Ein religiöser, vor allem aber ein positiver Ansatz: Was aber (abgesehen von der dringend notwendigen materiellen Hilfe) hilft den Menschen, angesichts einer Opferbilanz, die seit dem 26. Dezember täglich nach oben wandert? Was hilft's, wenn die Welt flehentlich einen Stopp dieses quälenden "Nach-oben-Korrigierens" herbeisehnt? Wohl nur die Hinwendung zu positiven Ansätzen, die zu begreifen auch jenen schwer fällt, die fernab der Katastrophe leben. Gerade jetzt, da die internationale Gemeinschaft in Jakarta den Wiederaufbau koordiniert, ist "positiv denken" ein Gebot der Stunde. Freilich ist die Großzügigkeit von Geberländern wie Deutschland, Australien, USA oder etwa Japan auch als Teil eines geopolitischen Wettlaufs anzusehen. Trotzdem gilt: Hauptsache, es wird rasch und effizient geholfen.

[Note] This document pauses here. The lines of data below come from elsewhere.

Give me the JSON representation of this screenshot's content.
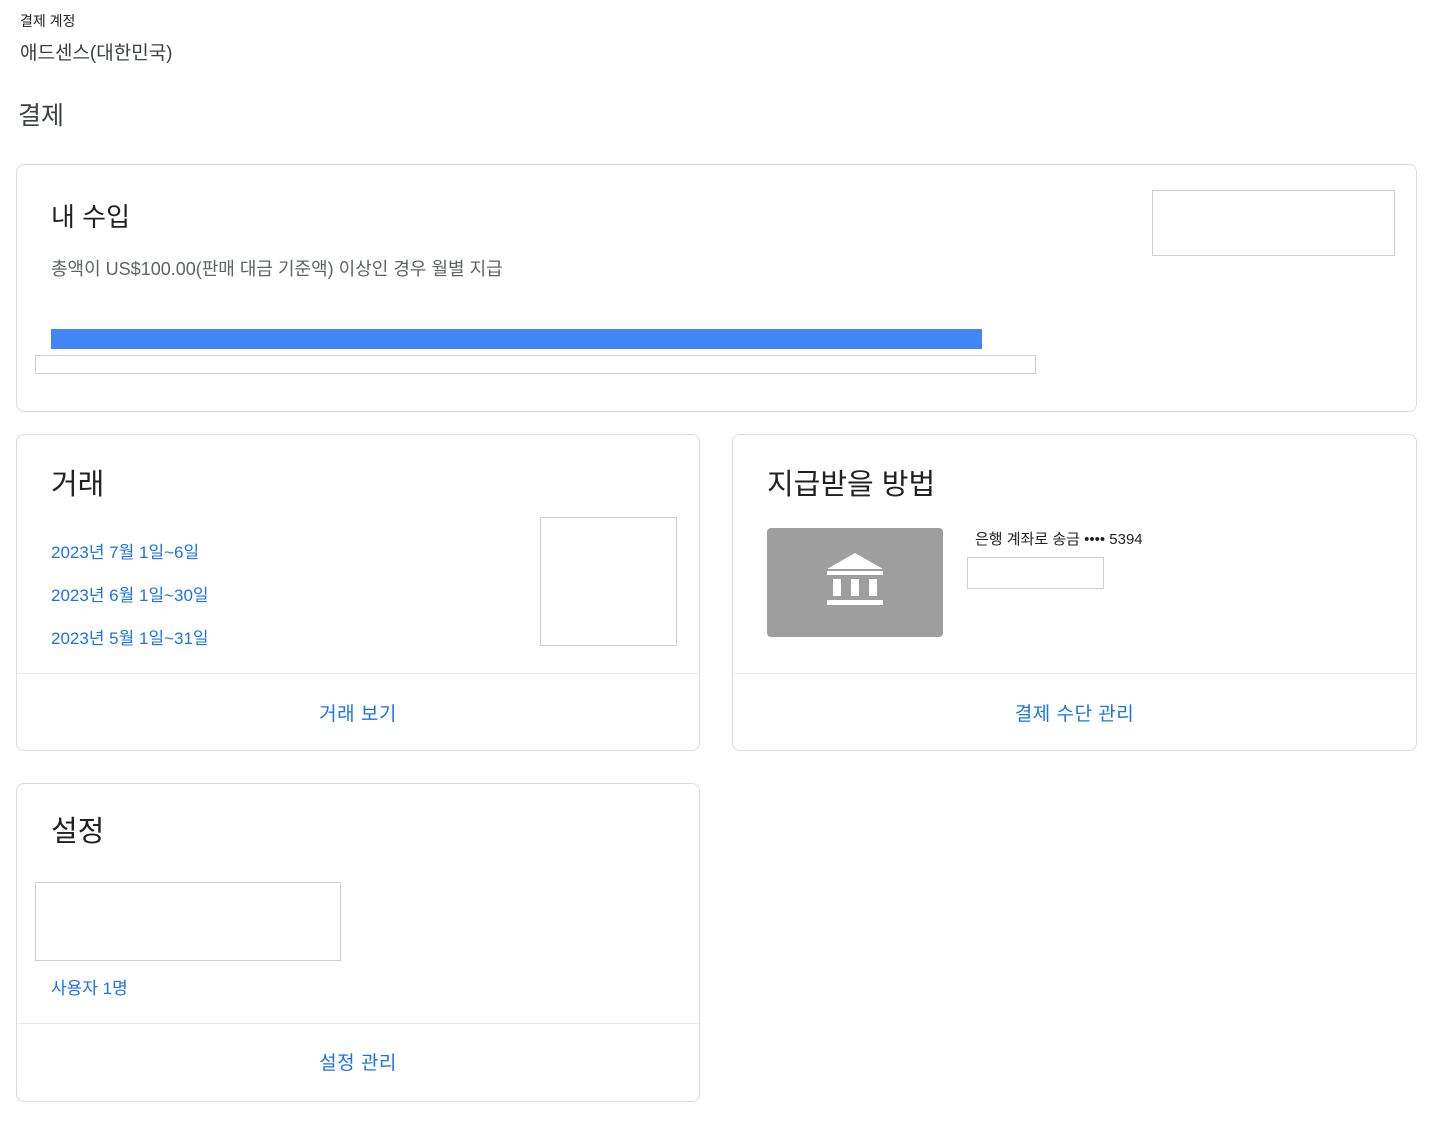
{
  "header": {
    "account_label": "결제 계정",
    "account_name": "애드센스(대한민국)",
    "page_title": "결제"
  },
  "earnings": {
    "title": "내 수입",
    "description": "총액이 US$100.00(판매 대금 기준액) 이상인 경우 월별 지급",
    "progress_fraction": 0.93,
    "progress_color": "#4285f4"
  },
  "transactions": {
    "title": "거래",
    "periods": [
      "2023년 7월 1일~6일",
      "2023년 6월 1일~30일",
      "2023년 5월 1일~31일"
    ],
    "footer_label": "거래 보기"
  },
  "payment_method": {
    "title": "지급받을 방법",
    "bank_icon": "bank-icon",
    "bank_transfer_text": "은행 계좌로 송금 •••• 5394",
    "footer_label": "결제 수단 관리"
  },
  "settings": {
    "title": "설정",
    "users_link": "사용자 1명",
    "footer_label": "설정 관리"
  },
  "colors": {
    "accent": "#1a73e8",
    "progress": "#4285f4",
    "bank_tile": "#9e9e9e",
    "border": "#dadce0"
  }
}
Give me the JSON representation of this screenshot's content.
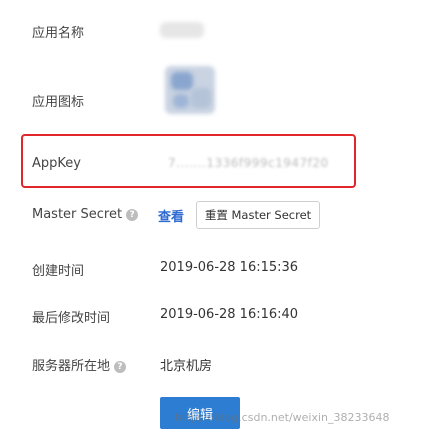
{
  "fields": {
    "app_name_label": "应用名称",
    "app_icon_label": "应用图标",
    "appkey_label": "AppKey",
    "appkey_value": "7.......1336f999c1947f20",
    "master_secret_label": "Master Secret",
    "master_secret_view": "查看",
    "master_secret_reset": "重置 Master Secret",
    "created_label": "创建时间",
    "created_value": "2019-06-28 16:15:36",
    "modified_label": "最后修改时间",
    "modified_value": "2019-06-28 16:16:40",
    "region_label": "服务器所在地",
    "region_value": "北京机房"
  },
  "help_icon_glyph": "?",
  "edit_button": "编辑",
  "watermark": "https://blog.csdn.net/weixin_38233648",
  "colors": {
    "highlight": "#e0262a",
    "link": "#2f6bd1",
    "primary": "#2d7dd2"
  }
}
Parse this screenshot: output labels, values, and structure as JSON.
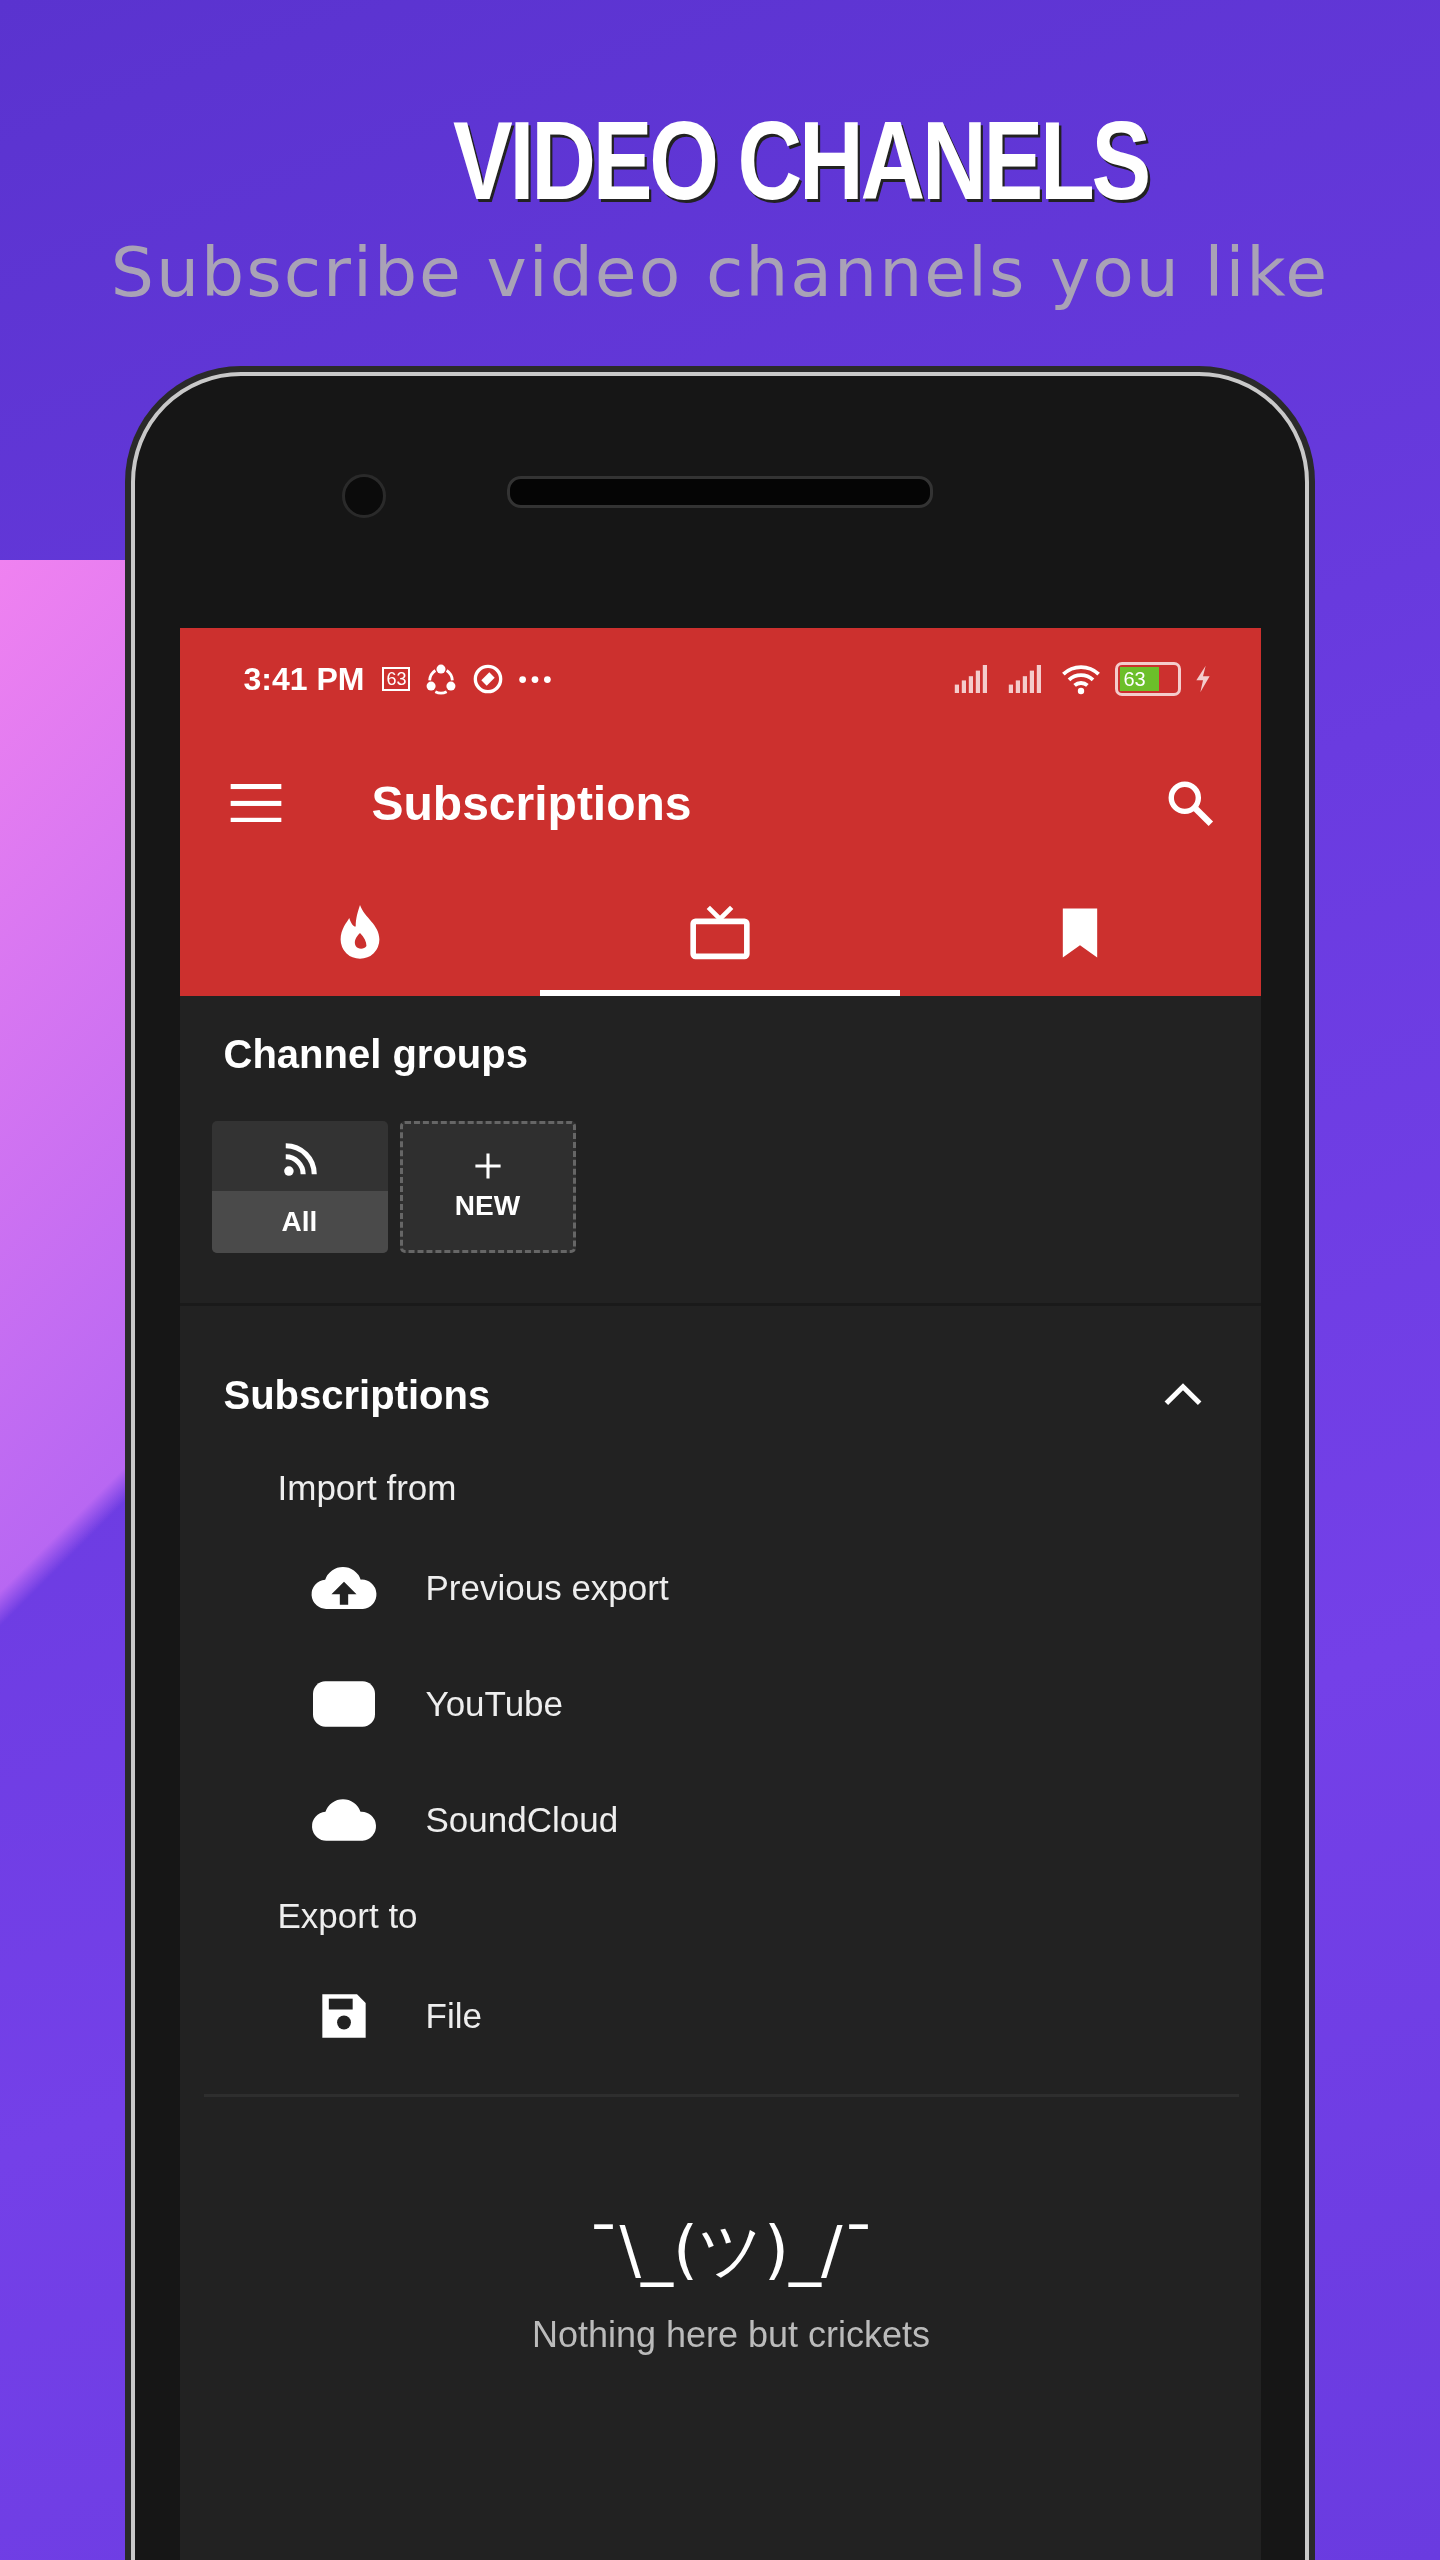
{
  "headline": "VIDEO CHANELS",
  "subtitle": "Subscribe video channels you like",
  "status_bar": {
    "time": "3:41 PM",
    "notification_battery": "63",
    "battery": "63",
    "charging": true
  },
  "toolbar": {
    "title": "Subscriptions"
  },
  "tabs": [
    {
      "kind": "flame",
      "selected": false
    },
    {
      "kind": "tv",
      "selected": true
    },
    {
      "kind": "bookmark",
      "selected": false
    }
  ],
  "channel_groups": {
    "title": "Channel groups",
    "groups": [
      {
        "kind": "all",
        "label": "All"
      },
      {
        "kind": "new",
        "label": "NEW"
      }
    ]
  },
  "subscriptions": {
    "title": "Subscriptions",
    "expanded": true,
    "sections": [
      {
        "heading": "Import from",
        "items": [
          {
            "kind": "upload",
            "label": "Previous export"
          },
          {
            "kind": "youtube",
            "label": "YouTube"
          },
          {
            "kind": "cloud",
            "label": "SoundCloud"
          }
        ]
      },
      {
        "heading": "Export to",
        "items": [
          {
            "kind": "save",
            "label": "File"
          }
        ]
      }
    ]
  },
  "empty_state": {
    "emoticon": "¯\\_(ツ)_/¯",
    "message": "Nothing here but crickets"
  }
}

Der Versuch, das Positive zu sehen, erhält auch durch die Tatkraft der Überlebenden Auftrieb: Man sieht Menschen, die wieder in ihre Dörfer zurückkehren, um ihre Hütten wieder aufzubauen. Auch die -leider seltenen - Geschichten von Überlebenden machen Mut. Man denke etwa an jenen Fischer, der mehr als eine Woche auf einer Palme am offenen Meer trieb, ehe er gerettet wurde.
Ein positiver Ansatz hilft auch, die älteste aller (Religions-)Fragen zu verstehen: Wenn es einen allmächtigen Gott gibt, warum lässt dieser Gott derartiges Leid zu? Kardinal Schönborn hat seine Antwort schon gegeben: Wir Menschen sind nur Gäste auf dem Planeten Erde -und dafür sollten wir dankbar sein.